Спокойный как кит, Диггер ответил:
– Мама, так надо. Необходимо, чтобы спасти этих погрязших во мраке.
– Эта просьба не несет в себе опасности, – высказался Марвин. – Я готов ее исполнить.
Облако насекомовидных минскийцев зависло возле Диггера, образовав вокруг его головы нимб.
– Они избавят вас от боли, как я и обещал вам, а также станут вашими палачами. Сию секунду они передают мне мысленный образ кончины, которую предпочел бы этот индивидуум. Очень жестокая и излишне тяжелая смерть – но мы готовы исполнить его пожелание.

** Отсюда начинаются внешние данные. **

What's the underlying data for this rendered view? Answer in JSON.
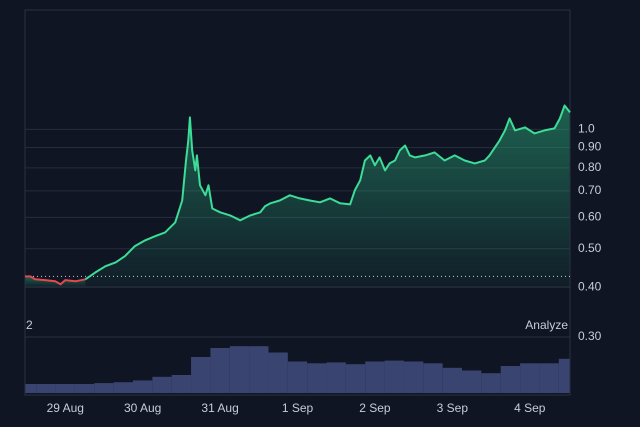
{
  "chart_data": [
    {
      "type": "line",
      "scale": "log",
      "grid": true,
      "baseline": 0.426,
      "x": [
        -0.52,
        -0.45,
        -0.39,
        -0.26,
        -0.13,
        -0.06,
        0,
        0.13,
        0.26,
        0.39,
        0.52,
        0.65,
        0.77,
        0.9,
        1.03,
        1.16,
        1.29,
        1.42,
        1.51,
        1.56,
        1.59,
        1.61,
        1.64,
        1.68,
        1.7,
        1.74,
        1.81,
        1.85,
        1.9,
        2,
        2.13,
        2.26,
        2.39,
        2.52,
        2.58,
        2.65,
        2.77,
        2.9,
        3.03,
        3.16,
        3.29,
        3.42,
        3.55,
        3.68,
        3.74,
        3.81,
        3.87,
        3.94,
        4,
        4.06,
        4.13,
        4.19,
        4.26,
        4.32,
        4.39,
        4.45,
        4.52,
        4.65,
        4.77,
        4.9,
        5.03,
        5.16,
        5.29,
        5.42,
        5.48,
        5.55,
        5.61,
        5.68,
        5.74,
        5.81,
        5.94,
        6.06,
        6.19,
        6.32,
        6.39,
        6.45,
        6.52
      ],
      "series": [
        {
          "color": "#e5484d",
          "values": [
            0.426,
            0.426,
            0.419,
            0.417,
            0.414,
            0.407,
            0.417,
            0.414,
            0.419,
            null,
            null,
            null,
            null,
            null,
            null,
            null,
            null,
            null,
            null,
            null,
            null,
            null,
            null,
            null,
            null,
            null,
            null,
            null,
            null,
            null,
            null,
            null,
            null,
            null,
            null,
            null,
            null,
            null,
            null,
            null,
            null,
            null,
            null,
            null,
            null,
            null,
            null,
            null,
            null,
            null,
            null,
            null,
            null,
            null,
            null,
            null,
            null,
            null,
            null,
            null,
            null,
            null,
            null,
            null,
            null,
            null,
            null,
            null,
            null,
            null,
            null,
            null,
            null,
            null,
            null,
            null,
            null
          ]
        },
        {
          "color": "#3ddc97",
          "values": [
            null,
            null,
            null,
            null,
            null,
            null,
            null,
            null,
            0.419,
            0.436,
            0.452,
            0.462,
            0.479,
            0.508,
            0.525,
            0.538,
            0.55,
            0.583,
            0.662,
            0.835,
            0.938,
            1.072,
            0.885,
            0.788,
            0.86,
            0.723,
            0.682,
            0.723,
            0.632,
            0.618,
            0.607,
            0.59,
            0.607,
            0.618,
            0.64,
            0.651,
            0.662,
            0.682,
            0.67,
            0.662,
            0.655,
            0.67,
            0.651,
            0.647,
            0.702,
            0.744,
            0.835,
            0.86,
            0.812,
            0.85,
            0.788,
            0.821,
            0.835,
            0.885,
            0.911,
            0.86,
            0.85,
            0.86,
            0.875,
            0.835,
            0.86,
            0.835,
            0.821,
            0.835,
            0.86,
            0.901,
            0.938,
            0.994,
            1.066,
            0.994,
            1.012,
            0.977,
            0.994,
            1.006,
            1.066,
            1.149,
            1.104
          ]
        }
      ],
      "xlim": [
        -0.52,
        6.52
      ],
      "xticks": [
        {
          "value": 0,
          "label": "29 Aug"
        },
        {
          "value": 1,
          "label": "30 Aug"
        },
        {
          "value": 2,
          "label": "31 Aug"
        },
        {
          "value": 3,
          "label": "1 Sep"
        },
        {
          "value": 4,
          "label": "2 Sep"
        },
        {
          "value": 5,
          "label": "3 Sep"
        },
        {
          "value": 6,
          "label": "4 Sep"
        }
      ],
      "ylim": [
        0.214,
        2.0
      ],
      "yticks": [
        {
          "value": 1,
          "label": "1.0"
        },
        {
          "value": 0.9,
          "label": "0.90"
        },
        {
          "value": 0.8,
          "label": "0.80"
        },
        {
          "value": 0.7,
          "label": "0.70"
        },
        {
          "value": 0.6,
          "label": "0.60"
        },
        {
          "value": 0.5,
          "label": "0.50"
        },
        {
          "value": 0.4,
          "label": "0.40"
        },
        {
          "value": 0.3,
          "label": "0.30"
        }
      ]
    },
    {
      "type": "bar",
      "pane_label": "2",
      "action_label": "Analyze",
      "color": "#3a4470",
      "x": [
        -0.5,
        -0.25,
        0,
        0.25,
        0.5,
        0.75,
        1,
        1.25,
        1.5,
        1.75,
        2,
        2.25,
        2.5,
        2.75,
        3,
        3.25,
        3.5,
        3.75,
        4,
        4.25,
        4.5,
        4.75,
        5,
        5.25,
        5.5,
        5.75,
        6,
        6.25,
        6.5
      ],
      "values": [
        10,
        10,
        10,
        10,
        11,
        12,
        14,
        18,
        20,
        40,
        50,
        52,
        52,
        45,
        35,
        33,
        34,
        32,
        35,
        36,
        35,
        33,
        28,
        25,
        22,
        30,
        33,
        33,
        38
      ],
      "xlim": [
        -0.52,
        6.52
      ],
      "ylim": [
        0,
        60
      ]
    }
  ]
}
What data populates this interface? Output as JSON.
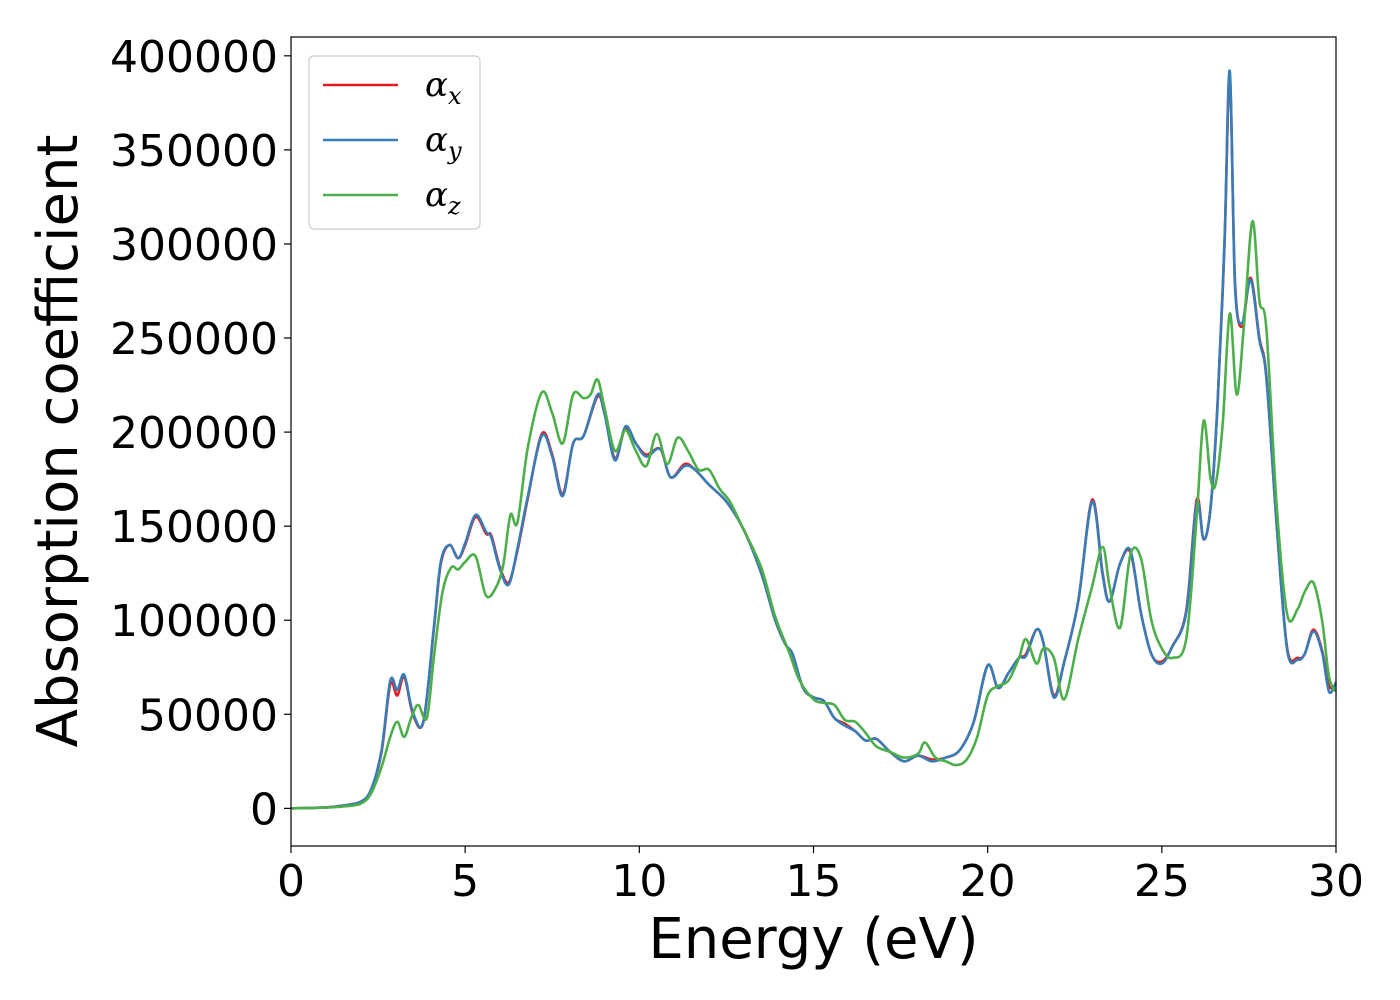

Из покрывающего поверхность планеты субстрата начал подниматься, формируясь, металлический крест. Очень скоро крест – возможно, единственная физическая аномалия на единообразном повсюду шаре – был завершен.
Потом Диггера прибили к кресту большими гвоздями.
Я прижал рыдающую Мунчайлд к груди.
– Прости их, отец, – были последние слова Диггера, – ибо их набор инструкций крайне ограничен...
– Мун, прости меня за все, даже за то, чего я не делал, а только подумал.
– И меня прости.
– Ты простила меня?
– Да.
– Спасибо.
– Принимаете ли вы обычное прекращение нейронной активности или тоже предпочитаете собственный способ уничтожения? – спросил Марвин.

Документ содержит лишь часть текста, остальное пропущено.